O Ministério do Trabalho é responsável pela aplicação das taxas de salário mínimo no sector privado e o Ministério das Finanças no sector público. As violações das taxas do salário mínimo geralmente apenas foram investigadas depois de os trabalhadores terem apresentado queixa. Os trabalhadores na generalidade receberam benefícios, como transporte e comida, para além dos salários.
A semana legal de trabalho consiste de 40 horas, mas pode ser estendida até 48 horas. Após as 48 horas, o trabalho extraordinário tem que ser pago 50 por cento acima da base salarial horária. O trabalho extraordinário é limitado por lei a duas horas por dia e 100 horas por ano. A lei prevê uma hora de descanso por dia. Os trabalhadores estrangeiros estão protegidos pela lei.

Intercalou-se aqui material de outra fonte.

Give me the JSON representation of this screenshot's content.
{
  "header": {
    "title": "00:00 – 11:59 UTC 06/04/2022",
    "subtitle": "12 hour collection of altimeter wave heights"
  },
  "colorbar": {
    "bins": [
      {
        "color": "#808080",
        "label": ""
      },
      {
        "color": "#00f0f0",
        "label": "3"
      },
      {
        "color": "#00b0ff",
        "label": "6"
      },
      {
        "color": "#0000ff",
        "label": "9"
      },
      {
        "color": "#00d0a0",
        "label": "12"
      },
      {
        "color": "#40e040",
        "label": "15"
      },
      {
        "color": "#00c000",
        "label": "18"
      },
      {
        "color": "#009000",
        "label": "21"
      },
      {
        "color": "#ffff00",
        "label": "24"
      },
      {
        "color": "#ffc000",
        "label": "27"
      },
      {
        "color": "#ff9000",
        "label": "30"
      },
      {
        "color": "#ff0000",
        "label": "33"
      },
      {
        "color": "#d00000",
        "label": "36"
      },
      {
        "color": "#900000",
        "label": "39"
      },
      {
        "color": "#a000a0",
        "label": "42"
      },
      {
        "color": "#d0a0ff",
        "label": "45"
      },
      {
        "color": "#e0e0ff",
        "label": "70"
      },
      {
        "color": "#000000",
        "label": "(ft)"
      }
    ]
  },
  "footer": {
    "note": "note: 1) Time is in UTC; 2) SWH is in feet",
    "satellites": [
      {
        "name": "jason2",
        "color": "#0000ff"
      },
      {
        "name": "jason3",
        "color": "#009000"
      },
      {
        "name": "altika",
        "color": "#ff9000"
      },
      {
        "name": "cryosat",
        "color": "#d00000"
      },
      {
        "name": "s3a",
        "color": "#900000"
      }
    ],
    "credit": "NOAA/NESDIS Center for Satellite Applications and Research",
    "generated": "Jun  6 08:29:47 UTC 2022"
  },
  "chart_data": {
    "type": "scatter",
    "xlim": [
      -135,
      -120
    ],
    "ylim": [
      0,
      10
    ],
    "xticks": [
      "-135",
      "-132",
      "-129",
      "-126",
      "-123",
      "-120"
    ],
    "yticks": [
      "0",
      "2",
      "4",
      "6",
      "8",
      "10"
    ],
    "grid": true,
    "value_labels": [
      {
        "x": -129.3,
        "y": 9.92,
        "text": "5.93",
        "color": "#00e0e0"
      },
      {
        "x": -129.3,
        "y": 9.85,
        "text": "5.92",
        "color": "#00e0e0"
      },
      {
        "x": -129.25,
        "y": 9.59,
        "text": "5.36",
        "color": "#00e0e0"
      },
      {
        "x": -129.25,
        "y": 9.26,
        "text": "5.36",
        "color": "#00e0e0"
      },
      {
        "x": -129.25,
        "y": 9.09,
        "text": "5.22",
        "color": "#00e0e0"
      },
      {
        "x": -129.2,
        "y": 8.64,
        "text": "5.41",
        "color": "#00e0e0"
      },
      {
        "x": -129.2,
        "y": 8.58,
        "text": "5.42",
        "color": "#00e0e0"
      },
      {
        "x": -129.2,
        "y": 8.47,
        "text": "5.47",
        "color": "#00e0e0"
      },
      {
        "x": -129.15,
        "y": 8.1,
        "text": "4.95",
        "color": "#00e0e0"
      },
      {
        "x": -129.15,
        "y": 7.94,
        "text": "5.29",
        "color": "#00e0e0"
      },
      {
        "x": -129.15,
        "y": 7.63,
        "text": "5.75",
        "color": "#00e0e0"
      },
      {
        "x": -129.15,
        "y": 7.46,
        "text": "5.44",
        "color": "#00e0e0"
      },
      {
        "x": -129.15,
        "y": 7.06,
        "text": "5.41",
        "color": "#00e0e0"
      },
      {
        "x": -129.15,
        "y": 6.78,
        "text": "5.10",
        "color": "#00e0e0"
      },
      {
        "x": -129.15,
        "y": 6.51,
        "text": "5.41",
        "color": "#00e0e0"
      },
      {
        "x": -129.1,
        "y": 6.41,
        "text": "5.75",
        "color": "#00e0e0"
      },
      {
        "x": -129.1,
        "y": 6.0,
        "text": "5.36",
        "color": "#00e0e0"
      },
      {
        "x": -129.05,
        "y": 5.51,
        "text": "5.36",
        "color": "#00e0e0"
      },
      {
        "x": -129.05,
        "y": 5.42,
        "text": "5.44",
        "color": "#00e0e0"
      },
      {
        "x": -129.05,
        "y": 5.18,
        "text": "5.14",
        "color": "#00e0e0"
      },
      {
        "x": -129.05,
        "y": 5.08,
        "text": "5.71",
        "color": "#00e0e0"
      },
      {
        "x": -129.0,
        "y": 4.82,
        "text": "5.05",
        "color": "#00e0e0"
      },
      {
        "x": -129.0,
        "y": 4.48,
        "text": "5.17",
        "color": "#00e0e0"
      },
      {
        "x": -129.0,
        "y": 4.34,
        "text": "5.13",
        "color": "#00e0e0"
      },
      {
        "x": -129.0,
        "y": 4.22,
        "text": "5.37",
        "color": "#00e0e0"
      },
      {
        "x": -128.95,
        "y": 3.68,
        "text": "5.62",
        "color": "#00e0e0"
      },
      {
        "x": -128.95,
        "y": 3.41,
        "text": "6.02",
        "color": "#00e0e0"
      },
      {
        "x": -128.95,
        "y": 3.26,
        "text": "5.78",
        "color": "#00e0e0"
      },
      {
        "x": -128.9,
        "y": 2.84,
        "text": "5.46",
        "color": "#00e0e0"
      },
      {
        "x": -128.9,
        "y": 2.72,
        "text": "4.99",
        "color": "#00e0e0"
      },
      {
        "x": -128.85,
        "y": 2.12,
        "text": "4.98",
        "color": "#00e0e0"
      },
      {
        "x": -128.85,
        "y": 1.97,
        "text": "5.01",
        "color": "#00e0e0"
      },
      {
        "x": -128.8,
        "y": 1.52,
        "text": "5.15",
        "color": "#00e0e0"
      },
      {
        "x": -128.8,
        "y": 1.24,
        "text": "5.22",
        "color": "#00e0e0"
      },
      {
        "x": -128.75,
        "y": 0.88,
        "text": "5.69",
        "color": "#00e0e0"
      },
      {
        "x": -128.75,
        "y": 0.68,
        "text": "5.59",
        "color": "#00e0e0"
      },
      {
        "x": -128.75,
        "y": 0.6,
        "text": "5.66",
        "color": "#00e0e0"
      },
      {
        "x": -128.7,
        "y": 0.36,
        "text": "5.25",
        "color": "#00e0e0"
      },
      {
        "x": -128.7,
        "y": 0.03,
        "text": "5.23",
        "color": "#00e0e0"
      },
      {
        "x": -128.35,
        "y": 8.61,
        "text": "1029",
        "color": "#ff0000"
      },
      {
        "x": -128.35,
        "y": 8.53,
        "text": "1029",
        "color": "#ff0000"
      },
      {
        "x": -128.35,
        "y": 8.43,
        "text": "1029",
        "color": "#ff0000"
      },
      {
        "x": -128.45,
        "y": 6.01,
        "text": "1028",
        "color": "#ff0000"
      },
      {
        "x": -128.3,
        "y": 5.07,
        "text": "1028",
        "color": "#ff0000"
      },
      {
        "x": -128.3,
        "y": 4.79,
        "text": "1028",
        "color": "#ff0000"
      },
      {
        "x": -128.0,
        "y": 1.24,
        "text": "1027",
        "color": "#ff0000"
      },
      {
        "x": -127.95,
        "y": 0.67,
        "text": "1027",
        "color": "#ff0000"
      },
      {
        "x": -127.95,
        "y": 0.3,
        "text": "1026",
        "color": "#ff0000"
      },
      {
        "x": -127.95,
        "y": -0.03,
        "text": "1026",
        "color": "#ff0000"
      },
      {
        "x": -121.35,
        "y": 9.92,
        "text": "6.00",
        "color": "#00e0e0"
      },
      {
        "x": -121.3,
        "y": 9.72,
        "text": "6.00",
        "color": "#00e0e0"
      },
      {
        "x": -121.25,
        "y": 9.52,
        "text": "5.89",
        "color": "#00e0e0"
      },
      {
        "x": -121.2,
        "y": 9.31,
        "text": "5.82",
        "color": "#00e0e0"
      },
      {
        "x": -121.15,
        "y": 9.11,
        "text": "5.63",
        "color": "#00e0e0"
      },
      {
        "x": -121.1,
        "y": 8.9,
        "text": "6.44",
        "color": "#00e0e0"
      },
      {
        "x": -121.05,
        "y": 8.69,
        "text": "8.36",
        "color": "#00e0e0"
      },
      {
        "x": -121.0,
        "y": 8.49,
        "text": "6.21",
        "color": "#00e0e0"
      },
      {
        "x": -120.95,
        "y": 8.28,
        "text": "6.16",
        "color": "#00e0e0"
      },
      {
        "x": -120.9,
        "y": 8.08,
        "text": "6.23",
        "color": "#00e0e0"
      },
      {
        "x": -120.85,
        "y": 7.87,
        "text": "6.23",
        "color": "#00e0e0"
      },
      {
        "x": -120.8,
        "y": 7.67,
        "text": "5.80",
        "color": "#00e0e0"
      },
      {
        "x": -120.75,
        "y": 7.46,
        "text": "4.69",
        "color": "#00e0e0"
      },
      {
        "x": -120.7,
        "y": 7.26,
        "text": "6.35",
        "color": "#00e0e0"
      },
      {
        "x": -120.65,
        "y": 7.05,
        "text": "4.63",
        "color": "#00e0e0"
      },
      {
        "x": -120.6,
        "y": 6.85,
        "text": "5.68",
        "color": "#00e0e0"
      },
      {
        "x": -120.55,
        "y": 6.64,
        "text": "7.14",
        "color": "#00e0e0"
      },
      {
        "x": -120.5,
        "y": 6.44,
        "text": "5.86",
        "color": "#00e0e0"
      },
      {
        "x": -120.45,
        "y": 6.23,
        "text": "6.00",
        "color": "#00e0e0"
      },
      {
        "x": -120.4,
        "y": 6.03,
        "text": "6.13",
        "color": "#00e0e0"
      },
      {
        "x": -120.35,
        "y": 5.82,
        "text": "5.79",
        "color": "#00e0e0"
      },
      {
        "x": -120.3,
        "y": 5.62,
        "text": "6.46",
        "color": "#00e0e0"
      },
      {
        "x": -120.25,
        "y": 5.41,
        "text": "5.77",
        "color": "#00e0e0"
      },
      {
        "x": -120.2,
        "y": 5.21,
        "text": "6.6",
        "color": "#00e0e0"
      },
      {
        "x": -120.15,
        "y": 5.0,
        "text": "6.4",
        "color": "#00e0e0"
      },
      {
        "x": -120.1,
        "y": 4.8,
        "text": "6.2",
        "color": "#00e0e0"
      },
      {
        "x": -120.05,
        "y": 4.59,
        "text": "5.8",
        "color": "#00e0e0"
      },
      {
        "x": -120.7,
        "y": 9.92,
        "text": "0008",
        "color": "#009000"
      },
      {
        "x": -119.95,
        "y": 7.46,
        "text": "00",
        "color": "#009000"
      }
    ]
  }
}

Os trabalhadores continuaram a queixar-se durante o ano de empregadores que deduzem as contribuições para a segurança social do seu salário mas que não as encaminham para a segurança social; da falta de acesso ao sistema de segurança social; da não adesão à lei no que diz respeito aos despedimentos; e da intimidação de membros dos sindicatos. No final do ano ainda não tinha sido tomada nenhuma acção relativamente a estes casos.
Existem leis sobre saúde e ambientais em vigor no pequeno sector formal para proteger os trabalhadores; no entanto, o Ministério do Trabalho não aplicou eficazmente essas leis e o governo apenas ocasionalmente encerrou empresas por não cumprimento. Continuaram a verificar-se violações significativas da lei do trabalho em muitas empresas e serviços. Os trabalhadores têm o direito de se removerem de situações de trabalho que fazem perigar a sua saúde ou segurança sem prejuízo do seu emprego; na prática, as ameaças de demissão e a pressão dos pares restringiram este direito.
Em Outubro de 2007 o Ministério do Trabalho descobriu aproximadamente 90 trabalhadores na empresa florista Golden Fields que viviam em condições semelhantes à escravatura trabalhando longas horas e sem acesso a instalações sanitárias ou a água potável. No seguimento de uma inspecção em Março, o Ministério determinou que as condições tinham melhorado e levantou a sua suspensão sobre a empresa.
No final do ano, o Ministério do Trabalho relatou 416 vítimas de acidentes laborais, 251 das quais ficaram temporariamente incapacitadas, 152 que ficaram permanentemente incapacitadas, e 13 das quais que morreram. Embora a lei imponha multas por acidentes recorrentes, não foram impostas multas durante o ano. A lei também exige que as empresas contraiam seguros sobre os seus trabalhadores, mas as estatísticas do Ministério do Trabalho indicavam que apenas 50 a 60 por cento das empresas na realidade ofereciam essa cobertura. Os trabalhadores têm o direito de se removerem de situações de trabalho que fazem perigar a sua saúde ou segurança sem prejuízo do seu emprego e as autoridades aplicaram esse direito.